Inclusione e impatto: parole chiave del Summit nazionale delle diaspore, nella visione di Marco Riccardo Rusconi, direttore dell’Agenzia italiana per la cooperazione allo sviluppo (Aics). Una riflessione, la sua, affidata al messaggio video che ha aperto i dibattiti e le proposte di esperti, attivisti, coordinamenti e associazioni a Roma, all’Auditorium Antonianum, in occasione della quinta edizione dell’iniziativa.
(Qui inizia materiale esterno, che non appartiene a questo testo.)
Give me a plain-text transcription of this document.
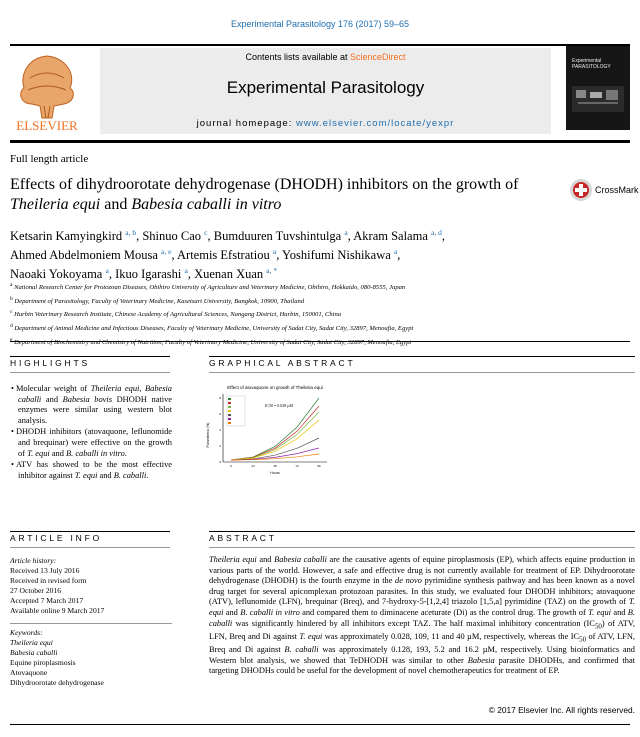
Experimental Parasitology 176 (2017) 59–65
ELSEVIER
Contents lists available at ScienceDirect
Experimental Parasitology
journal homepage: www.elsevier.com/locate/yexpr
Experimental PARASITOLOGY
Full length article
Effects of dihydroorotate dehydrogenase (DHODH) inhibitors on the growth of Theileria equi and Babesia caballi in vitro
CrossMark
Ketsarin Kamyingkird $^{a, b}$, Shinuo Cao $^c$, Bumduuren Tuvshintulga $^a$, Akram Salama $^{a, d}$,
Ahmed Abdelmoniem Mousa $^{a, e}$, Artemis Efstratiou $^a$, Yoshifumi Nishikawa $^a$,
Naoaki Yokoyama $^a$, Ikuo Igarashi $^a$, Xuenan Xuan $^{a, *}$
$^a$ National Research Center for Protozoan Diseases, Obihiro University of Agriculture and Veterinary Medicine, Obihiro, Hokkaido, 080-8555, Japan
$^b$ Department of Parasitology, Faculty of Veterinary Medicine, Kasetsart University, Bangkok, 10900, Thailand
$^c$ Harbin Veterinary Research Institute, Chinese Academy of Agricultural Sciences, Nangang District, Harbin, 150001, China
$^d$ Department of Animal Medicine and Infectious Diseases, Faculty of Veterinary Medicine, University of Sadat City, Sadat City, 32897, Menoufia, Egypt
$^e$ Department of Biochemistry and Chemistry of Nutrition, Faculty of Veterinary Medicine, University of Sadat City, Sadat City, 32897, Menoufia, Egypt
HIGHLIGHTS
• Molecular weight of Theileria equi, Babesia caballi and Babesia bovis DHODH native enzymes were similar using western blot analysis.
• DHODH inhibitors (atovaquone, leflunomide and brequinar) were effective on the growth of T. equi and B. caballi in vitro.
• ATV has showed to be the most effective inhibitor against T. equi and B. caballi.
GRAPHICAL ABSTRACT
Effect of atovaquone on growth of Theileria equi
Parasitemia (%)
IC50 = 0.028 µM
0	24	48	72	96
0
2
4
6
8
Hours
ARTICLE INFO
Article history:
Received 13 July 2016
Received in revised form
27 October 2016
Accepted 7 March 2017
Available online 9 March 2017
Keywords:
Theileria equi
Babesia caballi
Equine piroplasmosis
Atovaquone
Dihydroorotate dehydrogenase
ABSTRACT
Theileria equi and Babesia caballi are the causative agents of equine piroplasmosis (EP), which affects equine production in various parts of the world. However, a safe and effective drug is not currently available for treatment of EP. Dihydroorotate dehydrogenase (DHODH) is the fourth enzyme in the de novo pyrimidine synthesis pathway and has been known as a novel drug target for several apicomplexan protozoan parasites. In this study, we evaluated four DHODH inhibitors; atovaquone (ATV), leflunomide (LFN), brequinar (Breq), and 7-hydroxy-5-[1,2,4] triazolo [1,5,a] pyrimidine (TAZ) on the growth of T. equi and B. caballi in vitro and compared them to diminacene aceturate (Di) as the control drug. The growth of T. equi and B. caballi was significantly hindered by all inhibitors except TAZ. The half maximal inhibitory concentration $(IC_{50})$ of ATV, LFN, Breq and Di against T. equi was approximately 0.028, 109, 11 and 40 µM, respectively, whereas the $IC_{50}$ of ATV, LFN, Breq and Di against B. caballi was approximately 0.128, 193, 5.2 and 16.2 µM, respectively. Using bioinformatics and Western blot analysis, we showed that TeDHODH was similar to other Babesia parasite DHODHs, and confirmed that targeting DHODHs could be useful for the development of novel chemotherapeutics for treatment of EP.
© 2017 Elsevier Inc. All rights reserved.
Si parte dal titolo della giornata, ‘Verso una cooperazione inclusiva: il ruolo delle diaspore per una cooperazione d’impatto’. Rusconi spiega: “Inclusione vuol dire partecipazione attiva e rappresentativa di tutti gli attori in tutte le fasi di un’iniziativa, dalla ideazione alla progettazione fino al disegno e all’esecuzione; impatto significa che non guardiamo solo alle realizzazioni concrete e materiali ma ai risultati che queste attività portano nel tempo, nel medio e nel lungo periodo, che devono essere concreti e misurabili”. La premessa è che le diaspore sono “attori fondamentali”, sottolinea il direttore, “nella costruzione della società globale, sostenibile e inclusiva”. Rusconi si rivolge ai partecipanti al Summit: “Voi siete un ponte tra le diverse comunità e società e grazie a voi si può rafforzare quello scambio di idee, di progetti e di conoscenze che porta a una qualità migliore della cooperazione allo sviluppo”. Lo testimoniano allo stesso modo la normativa italiana e le promesse di impegno internazionali. “Il vostro ruolo è riconosciuto sia dall’Agenda 2030, che dà un’importanza fondamentale al ruolo delle comunità migranti, sia dalla stessa legge che ha fondato Aics e ha riformato la cooperazione allo sviluppo italiana”.
Rusconi guarda anche all’efficacia dei contributi dell’Agenzia. “Le diaspore hanno una conoscenza approfondita delle comunità dove sono stanziate e delle comunità di origine” sottolinea il direttore: “Ci possono aiutare a identificare meglio i bisogni veri e profondi, per poter progettare iniziative che siano di qualità e che cambino davvero la vita a molte donne e a molti uomini”.